Recht, Politik & EU Der Komiker Michael Herbig, der unter dem Pseudonym Bully auftritt, konnte sich vor Gericht nicht gegen Take 2, den Hersteller eines gleichnamigen Spiels, durchsetzen. Herbig sah seine Namensrechte durch "Bully: Die Ehrenrunde" verletzt. Er wollte insbesondere nicht mit dem Produkt in Verbindung gebracht werden.
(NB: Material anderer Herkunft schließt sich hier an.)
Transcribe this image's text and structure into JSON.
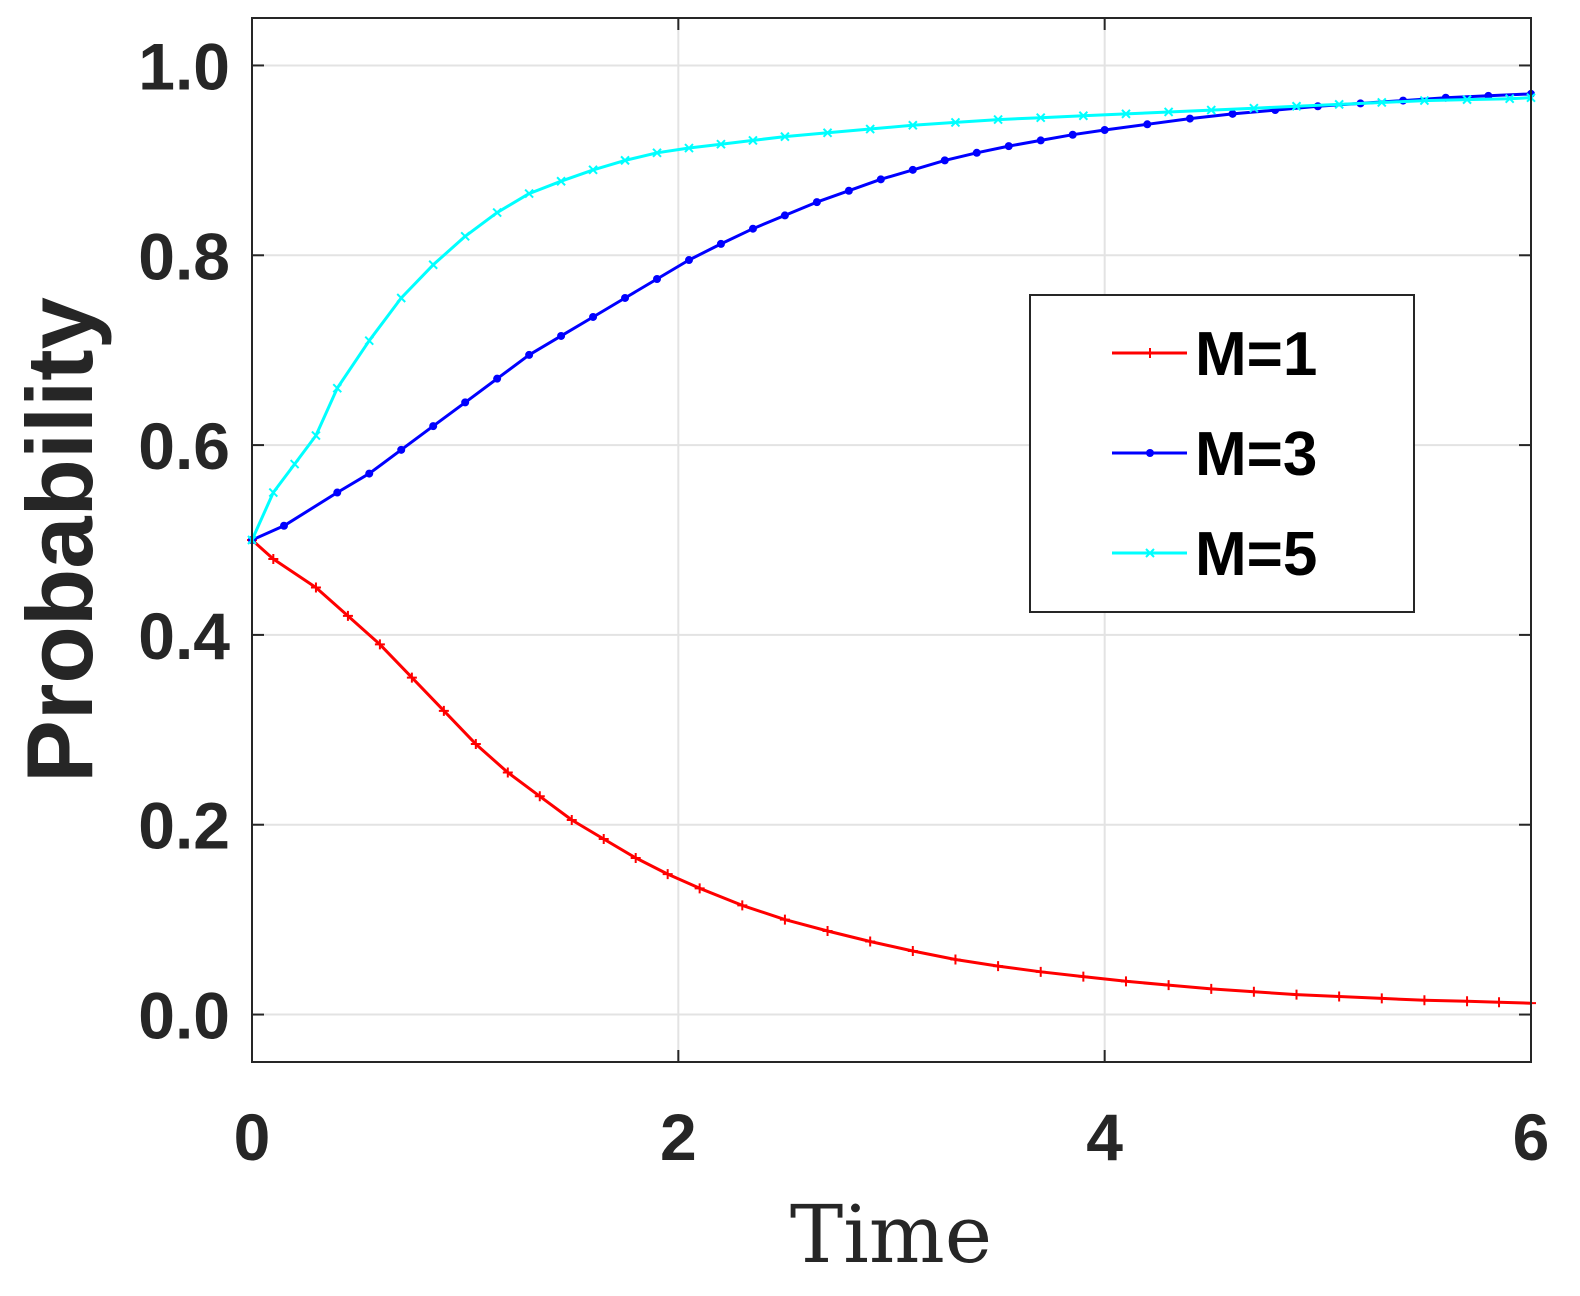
{
  "chart_data": {
    "type": "line",
    "xlabel": "Time",
    "ylabel": "Probability",
    "xlim": [
      0,
      6
    ],
    "ylim": [
      -0.05,
      1.05
    ],
    "x_ticks": [
      0,
      2,
      4,
      6
    ],
    "x_tick_labels": [
      "0",
      "2",
      "4",
      "6"
    ],
    "y_ticks": [
      0.0,
      0.2,
      0.4,
      0.6,
      0.8,
      1.0
    ],
    "y_tick_labels": [
      "0.0",
      "0.2",
      "0.4",
      "0.6",
      "0.8",
      "1.0"
    ],
    "grid": true,
    "legend_position": "right",
    "series": [
      {
        "name": "M=1",
        "color": "#ff0000",
        "marker": "plus",
        "x": [
          0,
          0.1,
          0.3,
          0.45,
          0.6,
          0.75,
          0.9,
          1.05,
          1.2,
          1.35,
          1.5,
          1.65,
          1.8,
          1.95,
          2.1,
          2.3,
          2.5,
          2.7,
          2.9,
          3.1,
          3.3,
          3.5,
          3.7,
          3.9,
          4.1,
          4.3,
          4.5,
          4.7,
          4.9,
          5.1,
          5.3,
          5.5,
          5.7,
          5.85,
          6.0
        ],
        "y": [
          0.5,
          0.48,
          0.45,
          0.42,
          0.39,
          0.355,
          0.32,
          0.285,
          0.255,
          0.23,
          0.205,
          0.185,
          0.165,
          0.148,
          0.133,
          0.115,
          0.1,
          0.088,
          0.077,
          0.067,
          0.058,
          0.051,
          0.045,
          0.04,
          0.035,
          0.031,
          0.027,
          0.024,
          0.021,
          0.019,
          0.017,
          0.015,
          0.014,
          0.013,
          0.012
        ]
      },
      {
        "name": "M=3",
        "color": "#0000ff",
        "marker": "dot",
        "x": [
          0,
          0.15,
          0.4,
          0.55,
          0.7,
          0.85,
          1.0,
          1.15,
          1.3,
          1.45,
          1.6,
          1.75,
          1.9,
          2.05,
          2.2,
          2.35,
          2.5,
          2.65,
          2.8,
          2.95,
          3.1,
          3.25,
          3.4,
          3.55,
          3.7,
          3.85,
          4.0,
          4.2,
          4.4,
          4.6,
          4.8,
          5.0,
          5.2,
          5.4,
          5.6,
          5.8,
          6.0
        ],
        "y": [
          0.5,
          0.515,
          0.55,
          0.57,
          0.595,
          0.62,
          0.645,
          0.67,
          0.695,
          0.715,
          0.735,
          0.755,
          0.775,
          0.795,
          0.812,
          0.828,
          0.842,
          0.856,
          0.868,
          0.88,
          0.89,
          0.9,
          0.908,
          0.915,
          0.921,
          0.927,
          0.932,
          0.938,
          0.944,
          0.949,
          0.953,
          0.957,
          0.96,
          0.963,
          0.966,
          0.968,
          0.97
        ]
      },
      {
        "name": "M=5",
        "color": "#00ffff",
        "marker": "x",
        "x": [
          0,
          0.1,
          0.2,
          0.3,
          0.4,
          0.55,
          0.7,
          0.85,
          1.0,
          1.15,
          1.3,
          1.45,
          1.6,
          1.75,
          1.9,
          2.05,
          2.2,
          2.35,
          2.5,
          2.7,
          2.9,
          3.1,
          3.3,
          3.5,
          3.7,
          3.9,
          4.1,
          4.3,
          4.5,
          4.7,
          4.9,
          5.1,
          5.3,
          5.5,
          5.7,
          5.9,
          6.0
        ],
        "y": [
          0.5,
          0.55,
          0.58,
          0.61,
          0.66,
          0.71,
          0.755,
          0.79,
          0.82,
          0.845,
          0.865,
          0.878,
          0.89,
          0.9,
          0.908,
          0.913,
          0.917,
          0.921,
          0.925,
          0.929,
          0.933,
          0.937,
          0.94,
          0.943,
          0.945,
          0.947,
          0.949,
          0.951,
          0.953,
          0.955,
          0.957,
          0.959,
          0.961,
          0.963,
          0.964,
          0.965,
          0.966
        ]
      }
    ]
  }
}
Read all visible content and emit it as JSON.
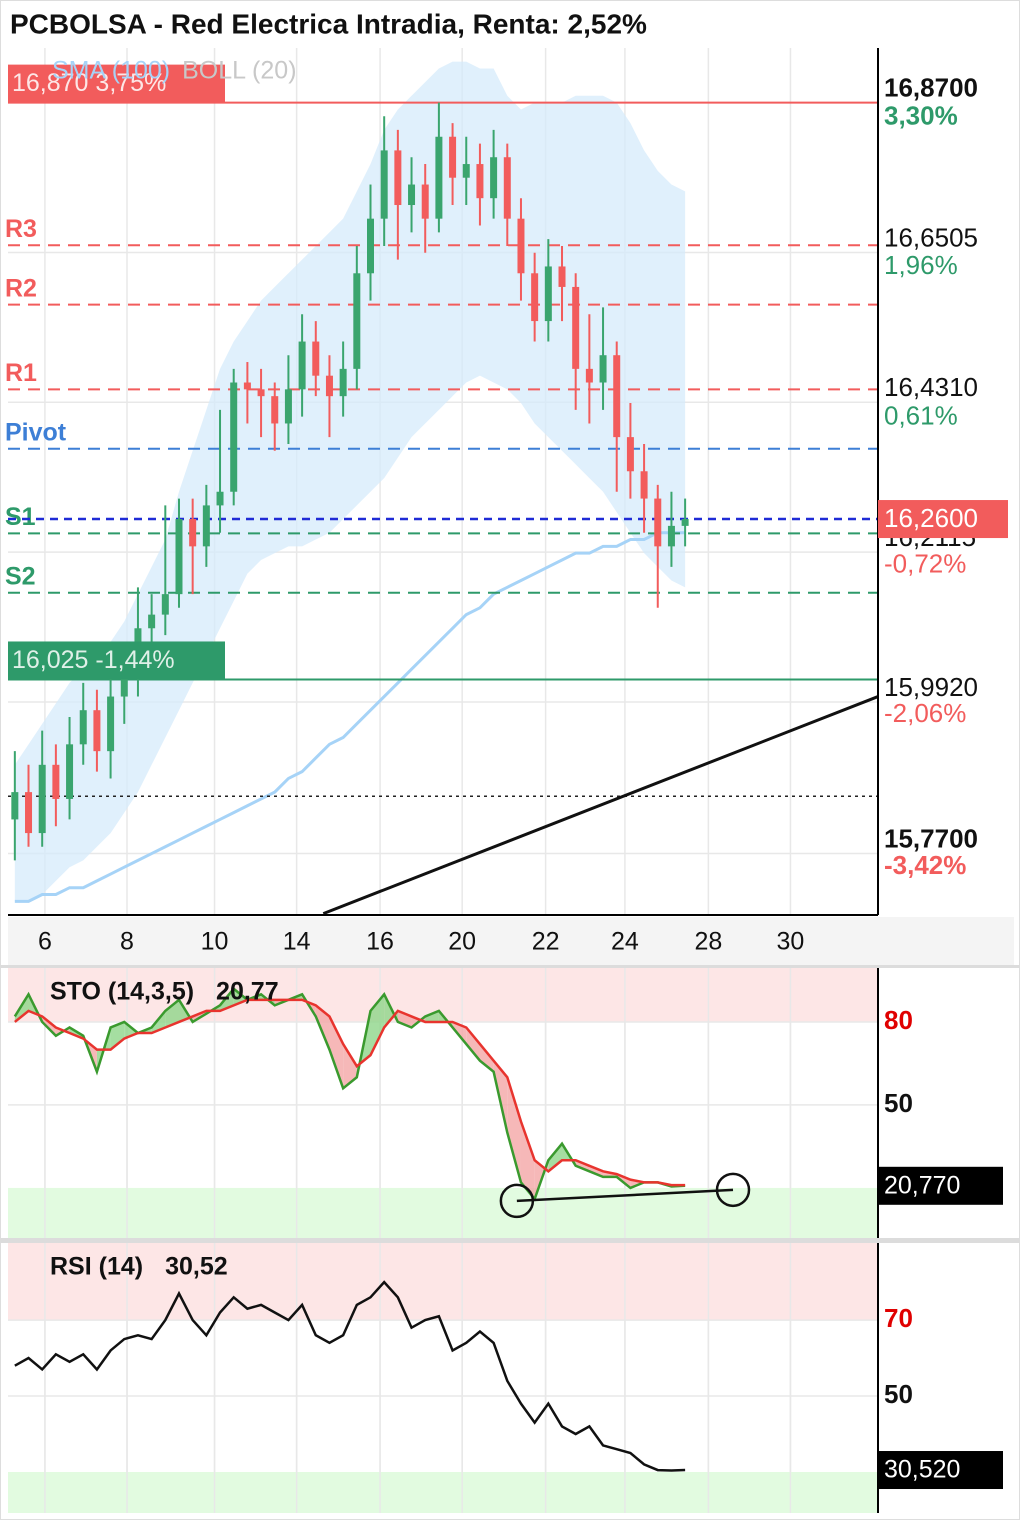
{
  "title": "PCBOLSA - Red Electrica Intradia, Renta: 2,52%",
  "chart_data": [
    {
      "type": "candlestick",
      "xlim": [
        0,
        63.6
      ],
      "xticks": [
        {
          "value": 2.7,
          "label": "6"
        },
        {
          "value": 8.7,
          "label": "8"
        },
        {
          "value": 15.1,
          "label": "10"
        },
        {
          "value": 21.1,
          "label": "14"
        },
        {
          "value": 27.2,
          "label": "16"
        },
        {
          "value": 33.2,
          "label": "20"
        },
        {
          "value": 39.3,
          "label": "22"
        },
        {
          "value": 45.1,
          "label": "24"
        },
        {
          "value": 51.2,
          "label": "28"
        },
        {
          "value": 57.2,
          "label": "30"
        }
      ],
      "ylim": [
        15.68,
        16.95
      ],
      "yticks": [
        {
          "value": 16.87,
          "label": "16,8700"
        },
        {
          "value": 16.6505,
          "label": "16,6505"
        },
        {
          "value": 16.431,
          "label": "16,4310"
        },
        {
          "value": 16.2115,
          "label": "16,2115"
        },
        {
          "value": 15.992,
          "label": "15,9920"
        },
        {
          "value": 15.77,
          "label": "15,7700"
        }
      ],
      "y2lim": [
        -3.986,
        3.79
      ],
      "y2ticks": [
        {
          "value": 3.3,
          "label": "3,30%"
        },
        {
          "value": 1.96,
          "label": "1,96%"
        },
        {
          "value": 0.61,
          "label": "0,61%"
        },
        {
          "value": -0.72,
          "label": "-0,72%"
        },
        {
          "value": -2.06,
          "label": "-2,06%"
        },
        {
          "value": -3.42,
          "label": "-3,42%"
        }
      ],
      "grid": true,
      "up_color": "#3aa56e",
      "down_color": "#f25c5c",
      "open": [
        15.82,
        15.86,
        15.8,
        15.9,
        15.85,
        15.93,
        15.98,
        15.92,
        16.0,
        16.03,
        16.1,
        16.12,
        16.15,
        16.26,
        16.22,
        16.28,
        16.3,
        16.46,
        16.45,
        16.44,
        16.4,
        16.45,
        16.52,
        16.47,
        16.44,
        16.48,
        16.62,
        16.7,
        16.8,
        16.72,
        16.75,
        16.7,
        16.82,
        16.76,
        16.78,
        16.73,
        16.79,
        16.7,
        16.62,
        16.55,
        16.63,
        16.6,
        16.48,
        16.46,
        16.5,
        16.38,
        16.33,
        16.29,
        16.22,
        16.25
      ],
      "high": [
        15.92,
        15.9,
        15.95,
        15.93,
        15.97,
        16.02,
        16.01,
        16.04,
        16.08,
        16.16,
        16.15,
        16.28,
        16.29,
        16.29,
        16.31,
        16.42,
        16.48,
        16.49,
        16.48,
        16.46,
        16.5,
        16.56,
        16.55,
        16.5,
        16.52,
        16.66,
        16.75,
        16.85,
        16.83,
        16.79,
        16.78,
        16.87,
        16.84,
        16.82,
        16.81,
        16.83,
        16.81,
        16.73,
        16.65,
        16.67,
        16.66,
        16.62,
        16.56,
        16.57,
        16.52,
        16.43,
        16.37,
        16.31,
        16.3,
        16.29
      ],
      "low": [
        15.76,
        15.78,
        15.78,
        15.81,
        15.82,
        15.9,
        15.89,
        15.88,
        15.96,
        16.0,
        16.06,
        16.09,
        16.13,
        16.15,
        16.19,
        16.24,
        16.28,
        16.4,
        16.38,
        16.36,
        16.37,
        16.41,
        16.44,
        16.38,
        16.41,
        16.45,
        16.58,
        16.66,
        16.64,
        16.68,
        16.65,
        16.68,
        16.72,
        16.72,
        16.69,
        16.7,
        16.66,
        16.58,
        16.52,
        16.52,
        16.55,
        16.42,
        16.4,
        16.42,
        16.3,
        16.29,
        16.24,
        16.13,
        16.19,
        16.22
      ],
      "close": [
        15.86,
        15.8,
        15.9,
        15.85,
        15.93,
        15.98,
        15.92,
        16.0,
        16.03,
        16.1,
        16.12,
        16.15,
        16.26,
        16.22,
        16.28,
        16.3,
        16.46,
        16.45,
        16.44,
        16.4,
        16.45,
        16.52,
        16.47,
        16.44,
        16.48,
        16.62,
        16.7,
        16.8,
        16.72,
        16.75,
        16.7,
        16.82,
        16.76,
        16.78,
        16.73,
        16.79,
        16.7,
        16.62,
        16.55,
        16.63,
        16.6,
        16.48,
        16.46,
        16.5,
        16.38,
        16.33,
        16.29,
        16.22,
        16.25,
        16.26
      ],
      "sma": {
        "name": "SMA (100)",
        "color": "#a6d3f7",
        "values": [
          15.7,
          15.7,
          15.71,
          15.71,
          15.72,
          15.72,
          15.73,
          15.74,
          15.75,
          15.76,
          15.77,
          15.78,
          15.79,
          15.8,
          15.81,
          15.82,
          15.83,
          15.84,
          15.85,
          15.86,
          15.88,
          15.89,
          15.91,
          15.93,
          15.94,
          15.96,
          15.98,
          16.0,
          16.02,
          16.04,
          16.06,
          16.08,
          16.1,
          16.12,
          16.13,
          16.15,
          16.16,
          16.17,
          16.18,
          16.19,
          16.2,
          16.21,
          16.21,
          16.22,
          16.22,
          16.23,
          16.23,
          16.24,
          16.24,
          16.24
        ]
      },
      "boll": {
        "name": "BOLL (20)",
        "color": "#d6ebfb",
        "label_color": "#c8c8c8",
        "upper": [
          15.9,
          15.93,
          15.96,
          15.99,
          16.02,
          16.04,
          16.06,
          16.08,
          16.11,
          16.15,
          16.19,
          16.23,
          16.3,
          16.36,
          16.42,
          16.48,
          16.52,
          16.55,
          16.58,
          16.6,
          16.62,
          16.64,
          16.66,
          16.68,
          16.7,
          16.74,
          16.78,
          16.83,
          16.86,
          16.88,
          16.9,
          16.92,
          16.93,
          16.93,
          16.92,
          16.92,
          16.88,
          16.86,
          16.87,
          16.87,
          16.87,
          16.88,
          16.88,
          16.88,
          16.87,
          16.84,
          16.8,
          16.77,
          16.75,
          16.74
        ],
        "lower": [
          15.7,
          15.7,
          15.71,
          15.73,
          15.75,
          15.76,
          15.78,
          15.8,
          15.83,
          15.86,
          15.9,
          15.94,
          15.98,
          16.02,
          16.06,
          16.1,
          16.14,
          16.18,
          16.2,
          16.21,
          16.22,
          16.22,
          16.23,
          16.24,
          16.26,
          16.28,
          16.3,
          16.32,
          16.35,
          16.38,
          16.4,
          16.42,
          16.44,
          16.46,
          16.47,
          16.46,
          16.45,
          16.43,
          16.4,
          16.38,
          16.36,
          16.34,
          16.32,
          16.3,
          16.27,
          16.24,
          16.21,
          16.19,
          16.17,
          16.16
        ]
      },
      "levels": [
        {
          "name": "R3",
          "value": 16.661,
          "color": "#f25c5c"
        },
        {
          "name": "R2",
          "value": 16.574,
          "color": "#f25c5c"
        },
        {
          "name": "R1",
          "value": 16.45,
          "color": "#f25c5c"
        },
        {
          "name": "Pivot",
          "value": 16.363,
          "color": "#3d7fd6"
        },
        {
          "name": "S1",
          "value": 16.239,
          "color": "#2e9a6a"
        },
        {
          "name": "S2",
          "value": 16.152,
          "color": "#2e9a6a"
        }
      ],
      "price_markers": [
        {
          "value": 16.87,
          "label": "16,870  3,75%",
          "color": "#f25c5c"
        },
        {
          "value": 16.025,
          "label": "16,025  -1,44%",
          "color": "#2e9a6a"
        }
      ],
      "last": {
        "value": 16.26,
        "label": "16,2600",
        "color": "#f25c5c",
        "line_color": "#1f2bd6"
      },
      "dotted_line": 15.854,
      "trendline": {
        "x": [
          23.05,
          63.6
        ],
        "y": [
          15.682,
          16.0
        ]
      }
    },
    {
      "type": "stochastic",
      "title": "STO (14,3,5)",
      "ylim": [
        1.9,
        99.5
      ],
      "yticks": [
        80,
        50
      ],
      "overbought": 80,
      "oversold": 20,
      "series": [
        {
          "color": "#3a9a2e",
          "values": [
            82,
            90,
            80,
            75,
            78,
            75,
            62,
            78,
            80,
            76,
            78,
            84,
            88,
            80,
            83,
            86,
            92,
            88,
            90,
            86,
            88,
            90,
            82,
            70,
            56,
            60,
            84,
            90,
            80,
            78,
            82,
            84,
            78,
            72,
            66,
            62,
            40,
            22,
            16,
            30,
            36,
            28,
            26,
            24,
            24,
            20,
            22,
            22,
            20.5,
            20.77
          ]
        },
        {
          "color": "#e8342e",
          "values": [
            80,
            84,
            82,
            78,
            76,
            74,
            70,
            70,
            74,
            76,
            76,
            78,
            80,
            82,
            84,
            84,
            86,
            88,
            88,
            88,
            88,
            88,
            86,
            82,
            72,
            64,
            68,
            78,
            84,
            82,
            80,
            80,
            80,
            78,
            72,
            66,
            60,
            44,
            30,
            26,
            30,
            30,
            28,
            26,
            25,
            23,
            22,
            22,
            21,
            21
          ]
        }
      ],
      "trendline": {
        "x": [
          37.2,
          53.0
        ],
        "y": [
          15.3,
          19.3
        ]
      },
      "last": {
        "value": 20.77,
        "label": "20,770",
        "legend_label": "20,77"
      }
    },
    {
      "type": "line",
      "title": "RSI (14)",
      "ylim": [
        19.2,
        90.3
      ],
      "yticks": [
        70,
        50
      ],
      "overbought": 70,
      "oversold": 30,
      "series": [
        {
          "color": "#111111",
          "values": [
            58,
            60,
            57,
            61,
            59,
            61,
            57,
            62,
            65,
            66,
            65,
            70,
            77,
            70,
            66,
            72,
            76,
            73,
            74,
            72,
            70,
            74,
            66,
            64,
            66,
            74,
            76,
            80,
            76,
            68,
            70,
            71,
            62,
            64,
            67,
            64,
            54,
            48,
            43,
            48,
            42,
            40,
            42,
            37,
            36,
            35,
            32,
            30.5,
            30.4,
            30.52
          ]
        }
      ],
      "last": {
        "value": 30.52,
        "label": "30,520",
        "legend_label": "30,52"
      }
    }
  ]
}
Er begründete dies mit einem möglichem Image-Schaden durch die Gewaltszenen, die in dem Spiel vorkommen.

Das Landgericht München wollte dem aber nicht folgen. Zwar sei der Name "Bully" hierzulande bekannt und genieße einen gewissen Schutz. Allerdings bestehe durch das Spiel kaum Verwechslungsgefahr, da der Begriff auch in verschiedenen anderen Zusammenhängen vorkommt.

Auch eine besondere Gefahr für das Image des Komikers durch Gewaltszenen erkannte das Gericht nicht. Man habe das Produkt getestet und herausgefunden, dass "die schlimmste Brutalität das Eintauchen des Kopfes in eine Kloschüssel" sei. Ansonsten wurde das Spiel als harmlos bewertet.